According to an announcement posted to the company’s blog late Sunday night, BlackBerry states that the Pakistani government moved this date back to December 30 only after the company’s down-to-to-the-wire exit announcement, which was posted on Monday morning, Pakistan local time. BlackBerry will remain active in the country until that date.

“The truth is that the Pakistani government wanted the ability to monitor all BlackBerry Enterprise Service traffic in the country, including every BES e-mail and BES BBM message,” BlackBerry’s post states. “But BlackBerry will not comply with that sort of directive. As we have said many times, we do not support ‘back doors’ granting open access to our customers’ information and have never done this anywhere in the world.”

Watch more from Motherboard: All the Ways to Hack Your Phone

Pakistan has a history of undermining virtual privacy. In 2011, the government banned the use of virtual private networks, or VPNs, which encrypt users’ connections, shielding them from eavesdropping, and allows them to browse with an IP address other than their own. In 2015, the Pakistani government’s requests for Facebook user data shot up by 52 percent, an all-time high.

“Although the Pakistani government’s directive was aimed only at our BES servers, we have decided to exit the market altogether,” BlackBerry’s post states, “because Pakistan’s demand for open access to monitor a significant swath of our customers’ communications within its borders left us no choice but to exit the country entirely.”

BlackBerry, which has fallen on hard financial times in recent years, was once prized above its competitors for its security.
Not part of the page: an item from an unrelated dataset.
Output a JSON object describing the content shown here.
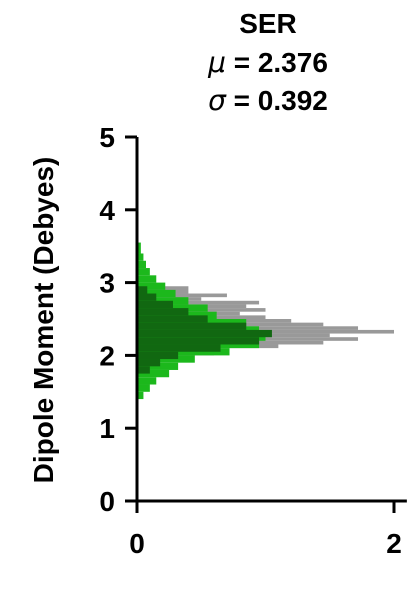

In 2006, during a dispute with a patent-holding company, the US Department of Defense filed a brief stating that BlackBerry’s continuing presence in the US was crucial for national security because of the large number of government users.

Now, relative newcomers like Apple are doing most of the grandstanding when it comes to protecting users’ privacy, while BlackBerry’s market share is a mere 0.5 percent.

“BlackBerry’s focus will remain on protecting corporate, government and military communications throughout the world, including in South Asia and the Middle East, wherever our technology operates,” BlackBerry’s post says.


CORRECTION: An earlier version of this article incorrectly referred to BlackBerry’s BlackBerry Enterprise Server as the Business Enterprise Server. This has been corrected, and Motherboard regrets the error.